Surabaya, rajawalinet.co – Komisi Pemberantasan Korupsi (KPK) menggeledah rumah kediaman mantan Ketua Dewan Perwakilan Daerah (DPD) RI, La Nyalla Mattalitti, di Surabaya, Jawa Timur, pada Senin (14/4). Penggeledahan ini merupakan bagian dari proses penyidikan kasus dugaan korupsi terkait pengurusan dana hibah untuk kelompok masyarakat (pokmas) yang bersumber dari APBD Jawa Timur tahun anggaran 2021–2022.

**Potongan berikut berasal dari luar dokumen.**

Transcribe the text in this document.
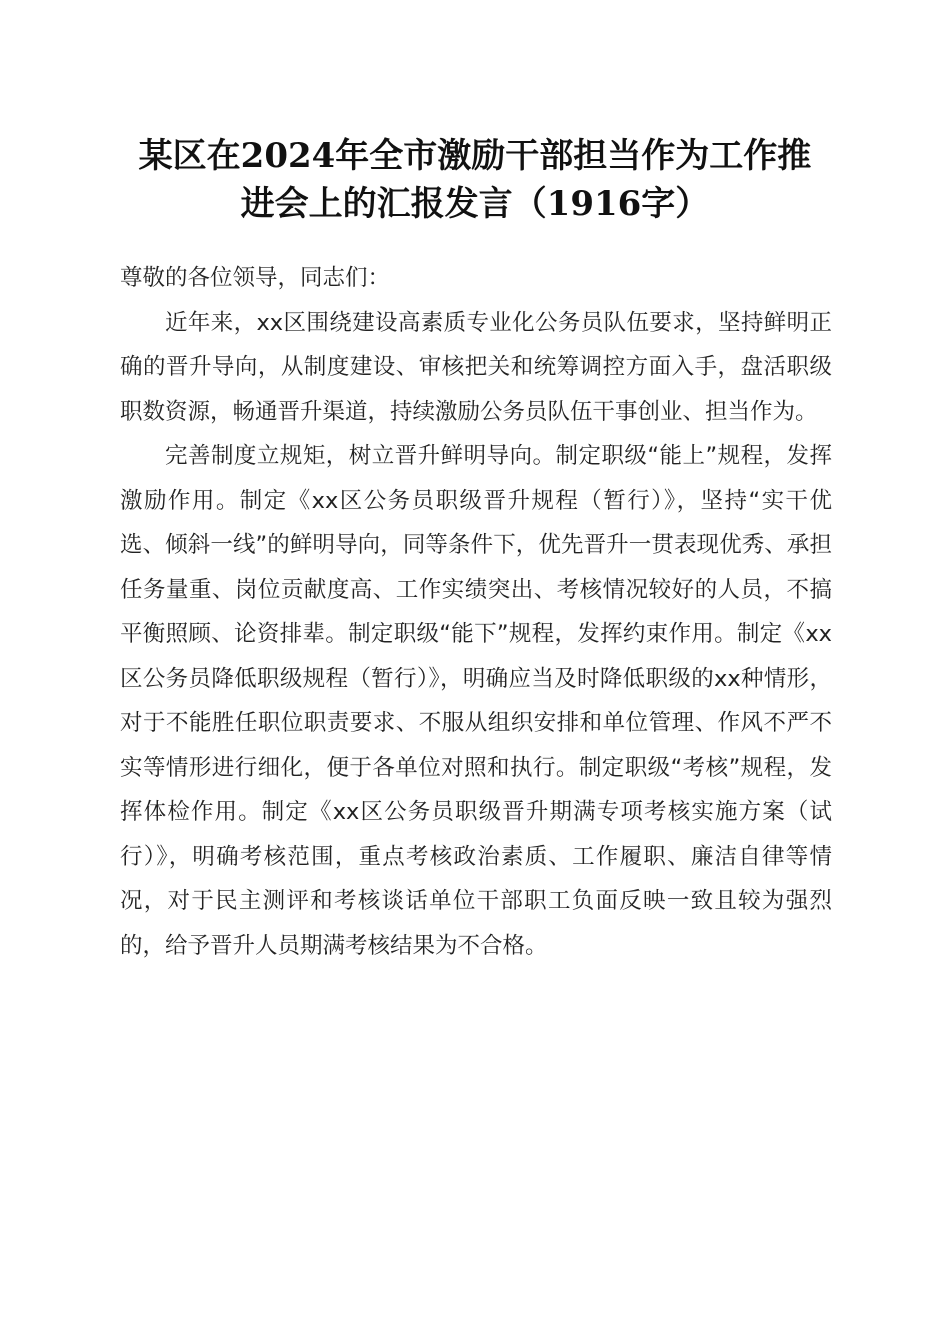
某区在2024年全市激励干部担当作为工作推
进会上的汇报发言（1916字）

尊敬的各位领导，同志们：

近年来，xx区围绕建设高素质专业化公务员队伍要求，坚持鲜明正确的晋升导向，从制度建设、审核把关和统筹调控方面入手，盘活职级职数资源，畅通晋升渠道，持续激励公务员队伍干事创业、担当作为。

完善制度立规矩，树立晋升鲜明导向。制定职级“能上”规程，发挥激励作用。制定《xx区公务员职级晋升规程（暂行）》，坚持“实干优选、倾斜一线”的鲜明导向，同等条件下，优先晋升一贯表现优秀、承担任务量重、岗位贡献度高、工作实绩突出、考核情况较好的人员，不搞平衡照顾、论资排辈。制定职级“能下”规程，发挥约束作用。制定《xx区公务员降低职级规程（暂行）》，明确应当及时降低职级的xx种情形，对于不能胜任职位职责要求、不服从组织安排和单位管理、作风不严不实等情形进行细化，便于各单位对照和执行。制定职级“考核”规程，发挥体检作用。制定《xx区公务员职级晋升期满专项考核实施方案（试行）》，明确考核范围，重点考核政治素质、工作履职、廉洁自律等情况，对于民主测评和考核谈话单位干部职工负面反映一致且较为强烈的，给予晋升人员期满考核结果为不合格。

Juru Bicara KPK, Tessa Mahardhika Sugiarto, membenarkan adanya kegiatan penggeledahan tersebut. “Benar, penyidik sedang melakukan kegiatan penggeledahan di Kota Surabaya terkait perkara dana hibah pokmas Jatim,” ujar Tessa dalam keterangan resminya.
Namun demikian, Tessa belum bersedia membeberkan secara rinci lokasi yang digeledah di Kota Pahlawan tersebut. “Untuk penjelasan lebih lanjut akan disampaikan setelah seluruh rangkaian kegiatan penggeledahan selesai dilaksanakan,” tambahnya.
La Nyalla Mattalitti yang juga dikenal sebagai mantan Ketua Umum PSSI, disebut-sebut memiliki keterkaitan dalam penyelidikan korupsi dana hibah pokmas yang tengah didalami KPK.
Sebelumnya, dalam pengembangan kasus ini, KPK telah menyita sejumlah aset, termasuk tiga unit tanah dan bangunan di Surabaya serta satu unit apartemen di Malang. Aset dengan total nilai mencapai Rp8,1 miliar tersebut diketahui berada dalam penguasaan Wakil Ketua DPRD Jawa Timur periode 2019–2024, Anwar Sadad.
KPK telah menetapkan 21 orang sebagai tersangka dalam perkara ini. Dari jumlah tersebut, empat orang ditetapkan sebagai tersangka penerima suap, sementara 17 lainnya merupakan pihak pemberi. Tiga dari empat tersangka penerima merupakan penyelenggara negara, namun hingga kini KPK belum mempublikasikan identitas para tersangka maupun konstruksi lengkap perkara.
Dalam proses penyidikan, KPK juga telah memanggil dan memeriksa sejumlah saksi penting, termasuk mantan Menteri Desa, Pembangunan Daerah Tertinggal, dan Transmigrasi (PDTT), Abdul Halim Iskandar atau yang akrab disapa Gus Halim.
Hingga kini, KPK masih terus melanjutkan upaya pengumpulan alat bukti guna mengungkap lebih lanjut jaringan dan aliran dana dalam kasus dugaan korupsi yang melibatkan dana publik tersebut.